Re: Fw: crash on x86_64 - mm related?

Linus Torvalds <torvalds@xxxxxxxx> · Thu, 5 Jan 2006 13:18:57 -0800 (PST)

On Thu, 5 Jan 2006, Ryan Richter wrote:
> 
> Another one.  I can't keep running this kernel - nearly all of our
> backup tapes are erased now.  If a drive were to fail today, we would
> lose hundreds of GB of irreplacible data.  I'm going back to 2.6.11.3
> until we have a full set of backups again.

Yeah, don't trash your backups.

If/when you try something again, how about these two trivial one-liners?

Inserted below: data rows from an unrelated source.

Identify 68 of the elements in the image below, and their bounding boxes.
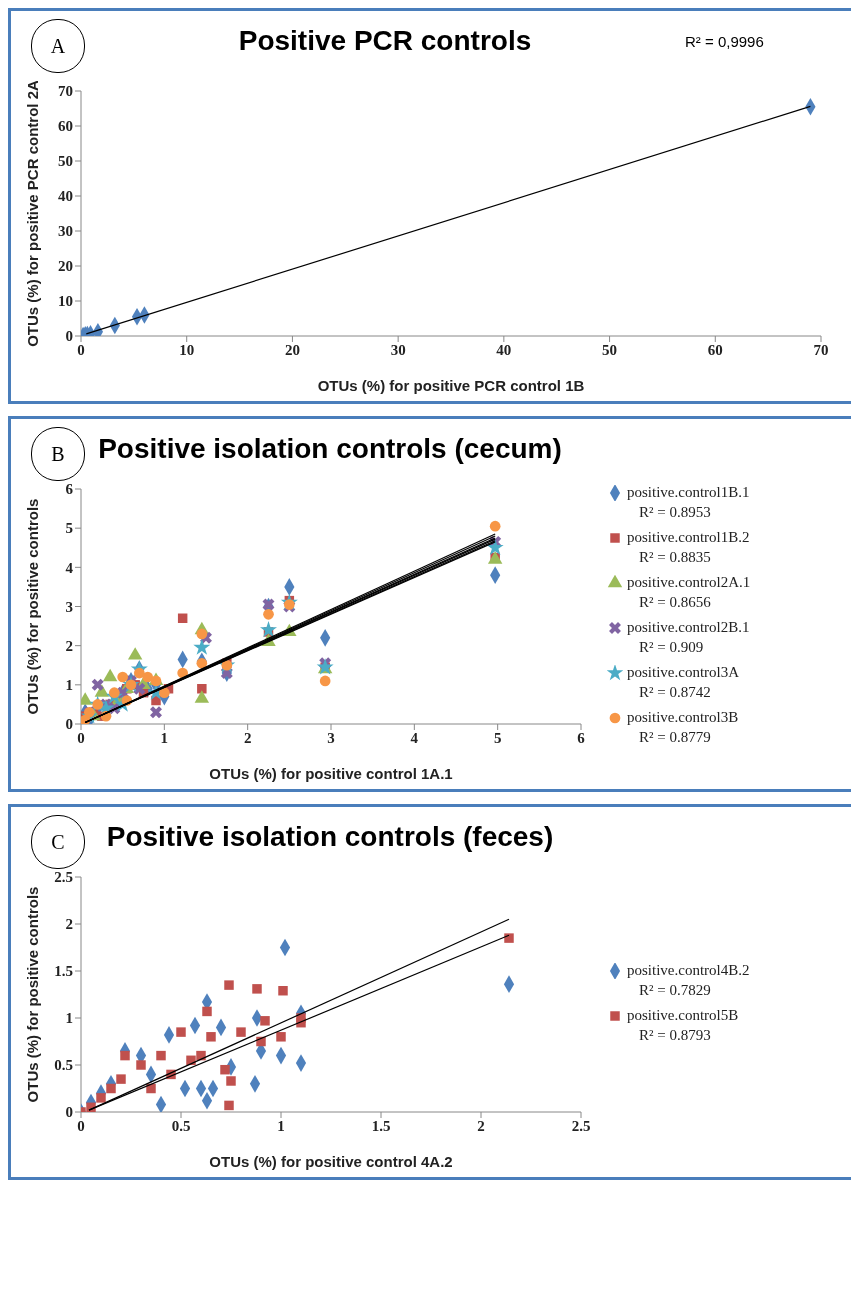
y-tick-label: 3: [65, 598, 73, 615]
legend-label: positive.control3A: [627, 664, 740, 681]
legend-label: positive.control2B.1: [627, 619, 750, 636]
y-tick-label: 2.5: [54, 869, 73, 886]
x-tick-label: 1.5: [371, 1117, 391, 1134]
x-axis-title: OTUs (%) for positive PCR control 1B: [317, 377, 585, 394]
y-tick-label: 0: [65, 1104, 73, 1121]
x-tick-label: 70: [813, 341, 829, 358]
legend-label: positive.control5B: [627, 1007, 739, 1024]
y-tick-label: 5: [65, 520, 73, 537]
x-axis-title: OTUs (%) for positive control 1A.1: [209, 765, 453, 782]
y-tick-label: 2: [65, 637, 73, 654]
y-tick-label: 30: [58, 223, 73, 240]
x-tick-label: 2: [243, 729, 252, 746]
y-axis-title: OTUs (%) for positive controls: [24, 886, 42, 1103]
x-tick-label: 3: [327, 729, 335, 746]
x-tick-label: 2: [477, 1117, 485, 1134]
text: R² = 0.8793: [639, 1027, 712, 1044]
legend-label: positive.control2A.1: [627, 574, 751, 591]
y-tick-label: 2: [65, 916, 73, 933]
y-axis-title: OTUs (%) for positive controls: [24, 498, 42, 715]
y-tick-label: 4: [65, 559, 74, 576]
y-tick-label: 6: [65, 481, 74, 498]
text: R² = 0,9996: [685, 32, 764, 50]
x-tick-label: 0: [77, 341, 85, 358]
legend-label: positive.control3B: [627, 709, 739, 726]
text: R² = 0.8953: [639, 504, 712, 521]
x-tick-label: 10: [179, 341, 195, 358]
x-tick-label: 5: [493, 729, 502, 746]
y-tick-label: 1.5: [54, 963, 73, 980]
x-axis-title: OTUs (%) for positive control 4A.2: [209, 1153, 453, 1170]
text: R² = 0.8742: [639, 684, 712, 701]
x-tick-label: 0: [77, 729, 85, 746]
legend-label: positive.control1B.1: [627, 484, 750, 501]
x-tick-label: 6: [577, 729, 586, 746]
y-tick-label: 10: [58, 293, 73, 310]
y-tick-label: 1: [65, 1010, 73, 1027]
x-tick-label: 20: [284, 341, 300, 358]
chart-title: Positive isolation controls (feces): [105, 820, 555, 853]
y-tick-label: 50: [58, 153, 73, 170]
text: R² = 0.8779: [639, 729, 712, 746]
x-tick-label: 1: [160, 729, 169, 746]
x-tick-label: 30: [390, 341, 406, 358]
legend-label: positive.control4B.2: [627, 962, 750, 979]
legend-label: positive.control1B.2: [627, 529, 750, 546]
x-tick-label: 2.5: [571, 1117, 591, 1134]
text: R² = 0.7829: [639, 982, 712, 999]
y-axis-title: OTUs (%) for positive PCR control 2A: [24, 79, 42, 347]
text: R² = 0.8656: [639, 594, 712, 611]
x-tick-label: 1: [277, 1117, 285, 1134]
text: R² = 0.8835: [639, 549, 712, 566]
x-tick-label: 60: [707, 341, 723, 358]
x-tick-label: 0: [77, 1117, 85, 1134]
y-tick-label: 0: [65, 716, 73, 733]
y-tick-label: 60: [58, 118, 73, 135]
x-tick-label: 0.5: [171, 1117, 191, 1134]
y-tick-label: 0.5: [54, 1057, 73, 1074]
x-tick-label: 50: [602, 341, 618, 358]
y-tick-label: 40: [58, 188, 73, 205]
y-tick-label: 20: [58, 258, 73, 275]
y-tick-label: 0: [65, 328, 73, 345]
chart-title: Positive PCR controls: [237, 24, 533, 57]
chart-title: Positive isolation controls (cecum): [97, 432, 563, 465]
x-tick-label: 4: [410, 729, 419, 746]
y-tick-label: 70: [58, 83, 73, 100]
text: R² = 0.909: [639, 639, 705, 656]
y-tick-label: 1: [65, 677, 73, 694]
x-tick-label: 40: [496, 341, 512, 358]
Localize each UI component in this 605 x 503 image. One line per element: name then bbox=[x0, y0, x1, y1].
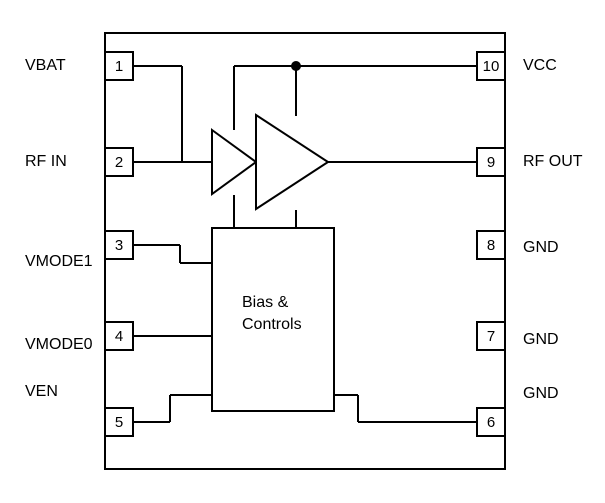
svg-text:7: 7 bbox=[487, 328, 495, 345]
diagram-container: Bias & Controls 1 VBAT 2 RF IN 3 VMODE1 4 VMODE0 5… bbox=[0, 0, 605, 503]
svg-text:VMODE1: VMODE1 bbox=[25, 253, 93, 270]
svg-text:Controls: Controls bbox=[242, 316, 302, 333]
svg-text:4: 4 bbox=[115, 328, 123, 345]
svg-text:VEN: VEN bbox=[25, 383, 58, 400]
svg-text:RF OUT: RF OUT bbox=[523, 153, 583, 170]
svg-text:3: 3 bbox=[115, 237, 123, 254]
block-diagram: Bias & Controls 1 VBAT 2 RF IN 3 VMODE1 4 VMODE0 5… bbox=[0, 0, 605, 503]
svg-text:GND: GND bbox=[523, 239, 559, 256]
svg-text:8: 8 bbox=[487, 237, 495, 254]
svg-text:GND: GND bbox=[523, 331, 559, 348]
svg-text:5: 5 bbox=[115, 414, 123, 431]
svg-text:Bias &: Bias & bbox=[242, 294, 289, 311]
svg-text:VCC: VCC bbox=[523, 57, 557, 74]
svg-text:GND: GND bbox=[523, 385, 559, 402]
svg-text:VBAT: VBAT bbox=[25, 57, 66, 74]
svg-text:2: 2 bbox=[115, 154, 123, 171]
svg-text:RF IN: RF IN bbox=[25, 153, 67, 170]
svg-text:VMODE0: VMODE0 bbox=[25, 336, 93, 353]
svg-text:1: 1 bbox=[115, 58, 123, 75]
svg-text:9: 9 bbox=[487, 154, 495, 171]
svg-text:6: 6 bbox=[487, 414, 495, 431]
svg-text:10: 10 bbox=[483, 58, 500, 75]
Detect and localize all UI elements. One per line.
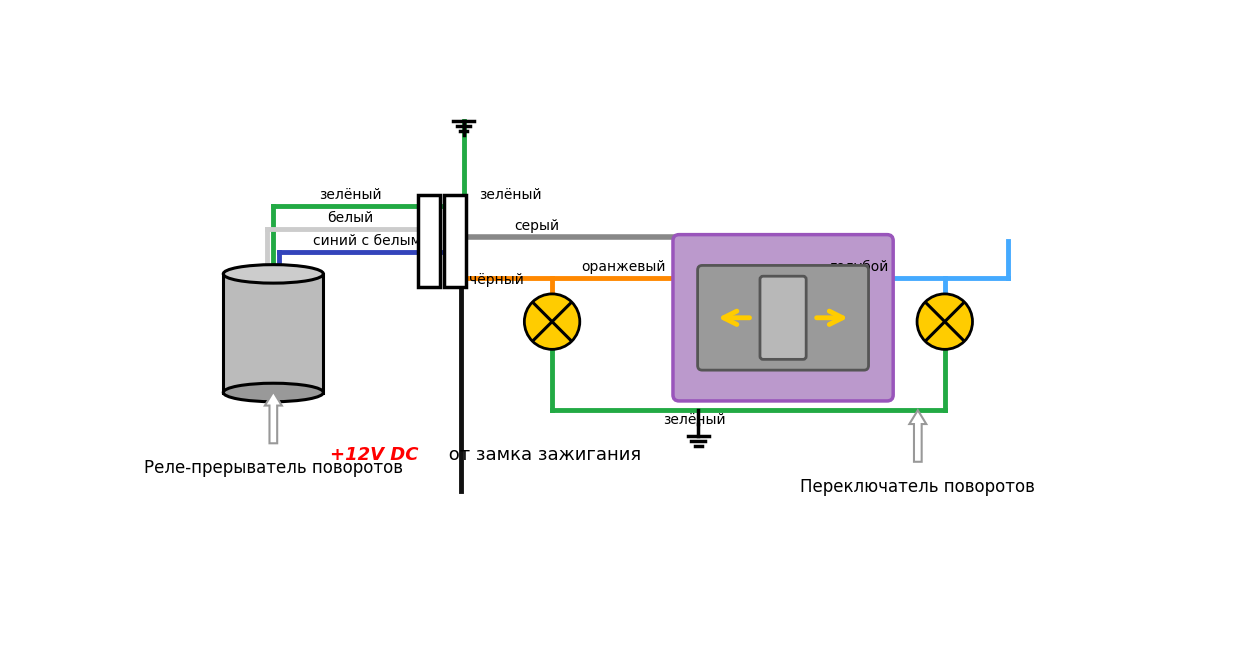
Circle shape [918,294,972,349]
Text: голубой: голубой [829,260,889,274]
Bar [444,194,466,287]
Ellipse shape [224,384,324,402]
Text: серый: серый [514,219,559,233]
Text: Реле-прерыватель поворотов: Реле-прерыватель поворотов [144,459,402,478]
Text: зелёный: зелёный [319,188,381,202]
FancyBboxPatch shape [672,235,894,401]
FancyBboxPatch shape [224,274,324,393]
Text: +12V DC: +12V DC [330,446,419,464]
Text: от замка зажигания: от замка зажигания [442,446,641,464]
Text: синий с белым: синий с белым [314,235,421,248]
FancyBboxPatch shape [760,276,806,359]
Ellipse shape [224,265,324,283]
FancyArrow shape [909,410,926,462]
Text: зелёный: зелёный [479,188,541,202]
Circle shape [524,294,580,349]
FancyArrow shape [265,391,281,444]
Text: белый: белый [328,212,374,225]
Bar [418,194,440,287]
FancyBboxPatch shape [698,266,869,370]
Text: оранжевый: оранжевый [581,260,666,274]
Text: чёрный: чёрный [469,273,524,287]
Text: зелёный: зелёный [664,413,726,427]
Text: Переключатель поворотов: Переключатель поворотов [800,478,1035,496]
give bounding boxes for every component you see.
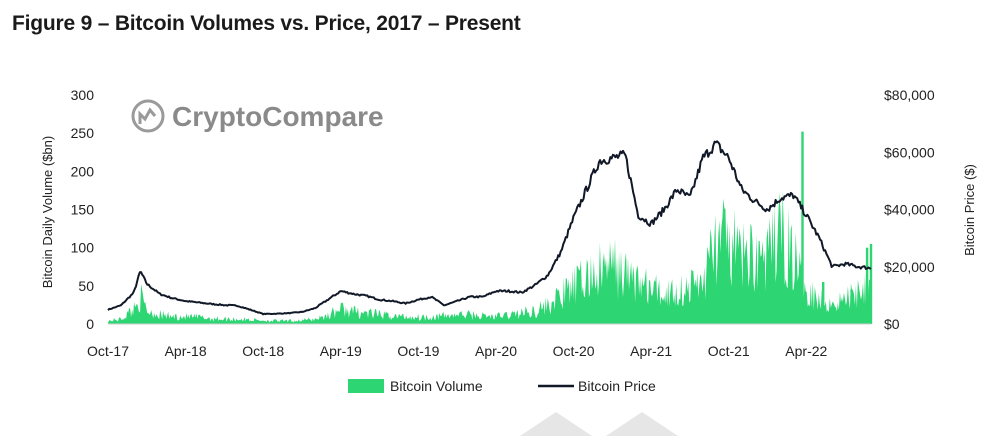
y-left-tick-label: 150: [71, 202, 95, 218]
y-left-tick-label: 300: [71, 87, 95, 103]
watermark-logo: CryptoCompare: [131, 99, 678, 436]
volume-series: [108, 131, 873, 324]
y-left-axis-title: Bitcoin Daily Volume ($bn): [40, 136, 55, 288]
price-series: [107, 140, 872, 316]
y-left-tick-label: 250: [71, 125, 95, 141]
x-tick-label: Oct-21: [708, 343, 750, 359]
y-right-tick-label: $0: [884, 316, 900, 332]
figure-title: Figure 9 – Bitcoin Volumes vs. Price, 20…: [12, 12, 521, 35]
y-left-axis: 0 50 100 150 200 250 300: [71, 87, 95, 332]
y-right-axis-title: Bitcoin Price ($): [962, 164, 977, 256]
x-tick-label: Apr-21: [630, 343, 672, 359]
watermark-icon-mark: [138, 107, 157, 124]
y-right-tick-label: $80,000: [884, 87, 935, 103]
x-tick-label: Oct-20: [553, 343, 595, 359]
legend-swatch-volume: [348, 379, 384, 393]
x-tick-label: Oct-17: [87, 343, 129, 359]
x-tick-label: Apr-18: [165, 343, 207, 359]
y-left-tick-label: 50: [78, 278, 94, 294]
y-right-tick-label: $20,000: [884, 259, 935, 275]
volume-spike: [801, 131, 804, 324]
y-right-tick-label: $60,000: [884, 144, 935, 160]
volume-spike: [869, 243, 873, 324]
y-right-axis: $0 $20,000 $40,000 $60,000 $80,000: [884, 87, 935, 332]
x-tick-label: Oct-18: [242, 343, 284, 359]
x-tick-label: Apr-22: [785, 343, 827, 359]
price-line: [107, 140, 872, 316]
volume-spike: [865, 247, 869, 324]
watermark-icon: [131, 99, 165, 133]
x-tick-label: Apr-20: [475, 343, 517, 359]
x-tick-label: Oct-19: [397, 343, 439, 359]
volume-area: [108, 190, 871, 324]
y-left-tick-label: 200: [71, 163, 95, 179]
legend-label-volume: Bitcoin Volume: [390, 378, 483, 394]
volume-spike: [822, 282, 825, 324]
y-left-tick-label: 100: [71, 240, 95, 256]
x-axis: Oct-17 Apr-18 Oct-18 Apr-19 Oct-19 Apr-20 Oct-…: [87, 343, 828, 359]
y-right-tick-label: $40,000: [884, 202, 935, 218]
watermark-text: CryptoCompare: [172, 101, 384, 132]
watermark-chevron: [606, 412, 678, 436]
legend-label-price: Bitcoin Price: [578, 378, 656, 394]
legend: Bitcoin Volume Bitcoin Price: [348, 378, 656, 394]
y-left-tick-label: 0: [86, 316, 94, 332]
x-tick-label: Apr-19: [320, 343, 362, 359]
volume-spike: [850, 289, 853, 324]
watermark-chevron: [520, 412, 592, 436]
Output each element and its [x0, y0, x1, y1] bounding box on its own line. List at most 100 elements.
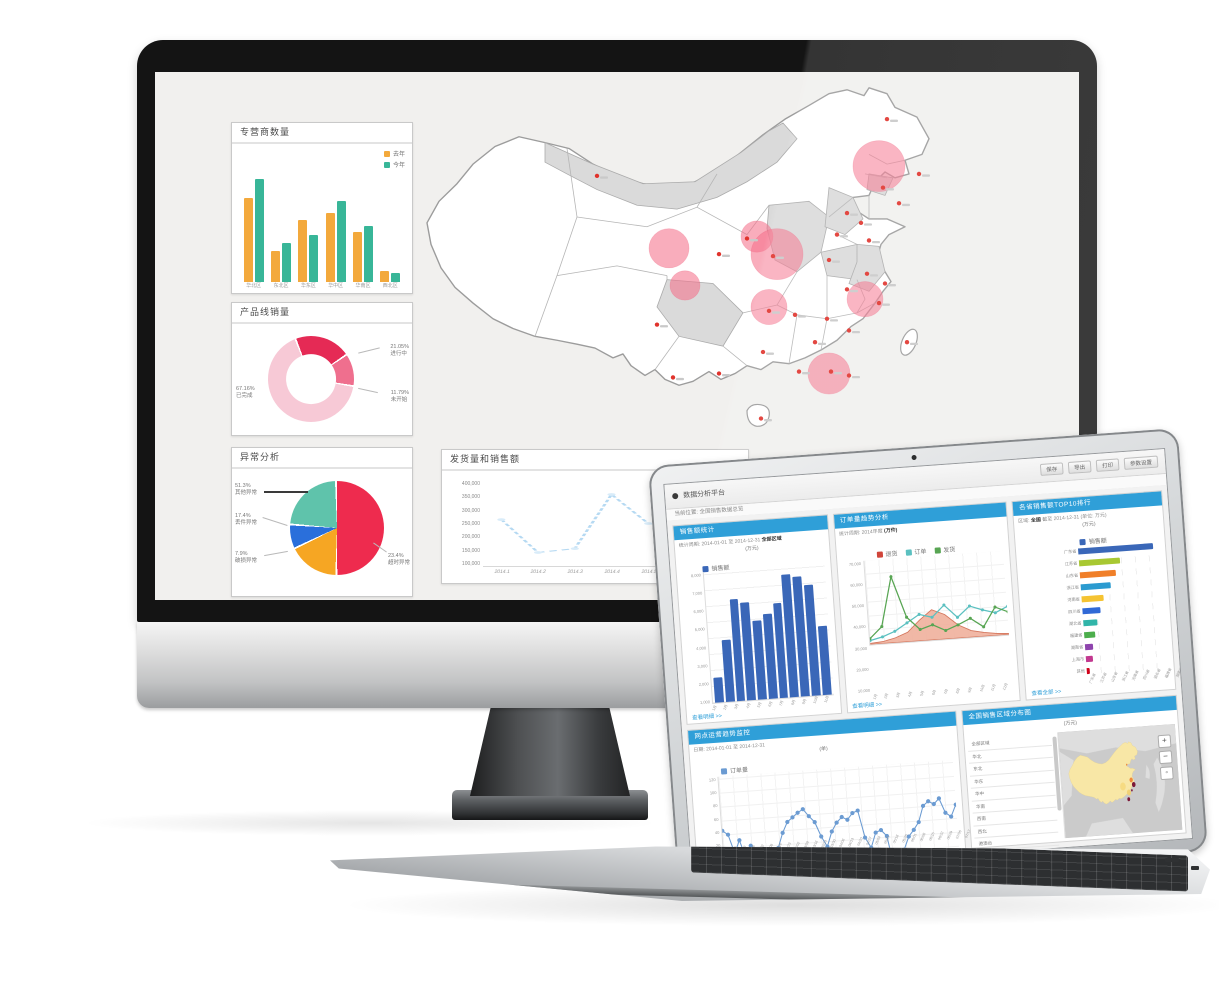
detail-link[interactable]: 查看明细 >>	[852, 701, 883, 711]
bar	[298, 220, 308, 282]
settings-button[interactable]: 参数设置	[1123, 455, 1159, 470]
y-tick-label: 40,000	[853, 624, 866, 631]
y-tick-label: 120	[708, 776, 716, 783]
legend-label: 去年	[392, 152, 405, 158]
y-tick-label: 4,000	[695, 644, 707, 651]
city-label	[830, 319, 838, 322]
city-dot	[896, 201, 902, 206]
x-tick-label: 2014.5	[640, 569, 657, 575]
bars	[702, 563, 834, 705]
bar-pair	[267, 170, 294, 282]
y-tick-label: 6,000	[693, 608, 704, 615]
y-tick-label: 2,000	[698, 681, 709, 687]
pie-label: 23.4% 超时异常	[387, 553, 410, 566]
x-tick-label: 华中区	[328, 283, 344, 289]
y-tick-label: 300,000	[461, 507, 480, 514]
bar-pair	[349, 170, 376, 282]
detail-link[interactable]: 查看明细 >>	[691, 713, 723, 722]
bar-track	[1082, 602, 1162, 615]
category-label: 福建省	[1069, 632, 1083, 639]
detail-link[interactable]: 查看全部 >>	[1031, 689, 1062, 698]
category-label: 湖南省	[1070, 644, 1084, 651]
bar-pair	[295, 170, 322, 282]
city-label	[890, 119, 898, 122]
x-tick-label: 西北区	[382, 283, 398, 289]
bar-track	[1081, 590, 1161, 603]
legend-label: 今年	[392, 163, 405, 169]
print-button[interactable]: 打印	[1095, 458, 1120, 472]
zoom-in-button[interactable]: +	[1157, 734, 1172, 749]
panel-dealer-count: 专营商数量 去年 今年 华北区 东北区 华东区 华中区 华南区 西北区	[231, 122, 413, 294]
y-axis-labels: 120 100 80 60 40 20	[693, 776, 721, 849]
panel-region-map: 全国销售区域分布图 (万元) 全部区域华北东北华东华中华南西南西北港澳台海外其他…	[961, 694, 1187, 875]
city-dot	[594, 173, 600, 179]
monitor-stand-neck	[470, 700, 630, 796]
bar-pair	[240, 170, 267, 282]
city-dot	[744, 236, 750, 241]
city-label	[852, 375, 860, 379]
bar	[243, 198, 253, 282]
x-axis-labels: 1月 2月 3月 4月 5月 6月 7月 8月 9月 10月 11月 12月	[870, 682, 1013, 708]
legend-swatch	[876, 550, 883, 558]
x-tick-label: 2014.3	[566, 569, 584, 575]
donut-chart	[268, 336, 354, 422]
map-bubble	[750, 289, 788, 325]
city-dot	[826, 257, 832, 263]
bar	[1082, 607, 1101, 615]
city-label	[864, 223, 872, 226]
city-label	[818, 342, 826, 346]
bar	[309, 234, 319, 282]
export-button[interactable]: 导出	[1067, 460, 1092, 474]
donut-label: 21.05% 进行中	[390, 344, 409, 357]
label-leader	[264, 550, 288, 557]
bar-group: 华北区	[240, 170, 267, 291]
bar	[363, 226, 373, 282]
save-button[interactable]: 保存	[1039, 462, 1064, 476]
label-leader	[264, 491, 308, 493]
bar	[352, 231, 362, 282]
bar-track	[1086, 650, 1165, 663]
city-dot	[864, 271, 870, 276]
city-dot	[758, 416, 764, 421]
bar	[1083, 619, 1098, 627]
y-axis-labels: 400,000 350,000 300,000 250,000 200,000 150,0…	[448, 479, 483, 579]
map-reset-button[interactable]: ◦	[1159, 766, 1174, 781]
bar-group: 华东区	[295, 170, 322, 291]
city-dot	[796, 369, 802, 374]
donut-label: 67.16% 已完成	[236, 386, 255, 399]
china-choropleth	[1068, 741, 1138, 805]
y-tick-label: 70,000	[848, 561, 862, 567]
bar-pair	[322, 170, 349, 282]
city-dot	[844, 287, 850, 292]
y-tick-label: 10,000	[857, 687, 871, 694]
legend-label: 退货	[885, 551, 898, 559]
bar-track	[1080, 578, 1160, 591]
grouped-bar-chart: 华北区 东北区 华东区 华中区 华南区 西北区	[240, 170, 404, 291]
panel-body: 区域: 全国 截至 2014-12-31 (单位: 万元) (万元) 销售额 广…	[1014, 505, 1193, 699]
power-port	[1191, 866, 1200, 871]
choropleth-map[interactable]: + − ◦	[1057, 723, 1183, 839]
panel-trend: 网点运营趋势监控 日期: 2014-01-01 至 2014-12-31 (单)…	[686, 710, 1115, 875]
city-label	[722, 254, 730, 257]
legend-swatch	[383, 150, 390, 157]
legend-swatch	[934, 546, 941, 554]
zoom-out-button[interactable]: −	[1158, 750, 1173, 765]
bar	[1079, 569, 1117, 579]
city-label	[832, 260, 840, 263]
bar-group: 华南区	[349, 170, 376, 291]
y-tick-label: 100,000	[461, 560, 480, 567]
city-label	[834, 372, 842, 375]
horizontal-bar-chart: 广东省 江苏省 山东省 浙江省 河南省 四川省 湖北省 福建省 湖南省 上海市 其他	[1020, 542, 1166, 679]
bar-track	[1079, 554, 1159, 566]
bar-track	[1084, 626, 1164, 639]
city-label	[882, 303, 890, 306]
map-markers	[594, 116, 930, 422]
y-tick-label: 40	[714, 829, 720, 835]
city-dot	[824, 316, 830, 321]
panel-anomaly: 异常分析 51.3% 其他异常 17.4% 丢件异常 7.9%	[231, 447, 413, 597]
bar-group: 华中区	[322, 170, 349, 291]
hainan-island	[746, 403, 770, 427]
bar-group: 西北区	[377, 170, 404, 291]
bar-pair	[377, 170, 404, 282]
usb-port	[1165, 858, 1180, 863]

I'm not 100% sure the mapcount sanity check is strictly speaking right (no 
locking between mapcount/pagecount comparison), but the page count really 
should never fall below the mapcount, so aside from races that I don't 
think can be triggered in practice, this might be very useful to find 
where those pesky page counts suddenly disappear..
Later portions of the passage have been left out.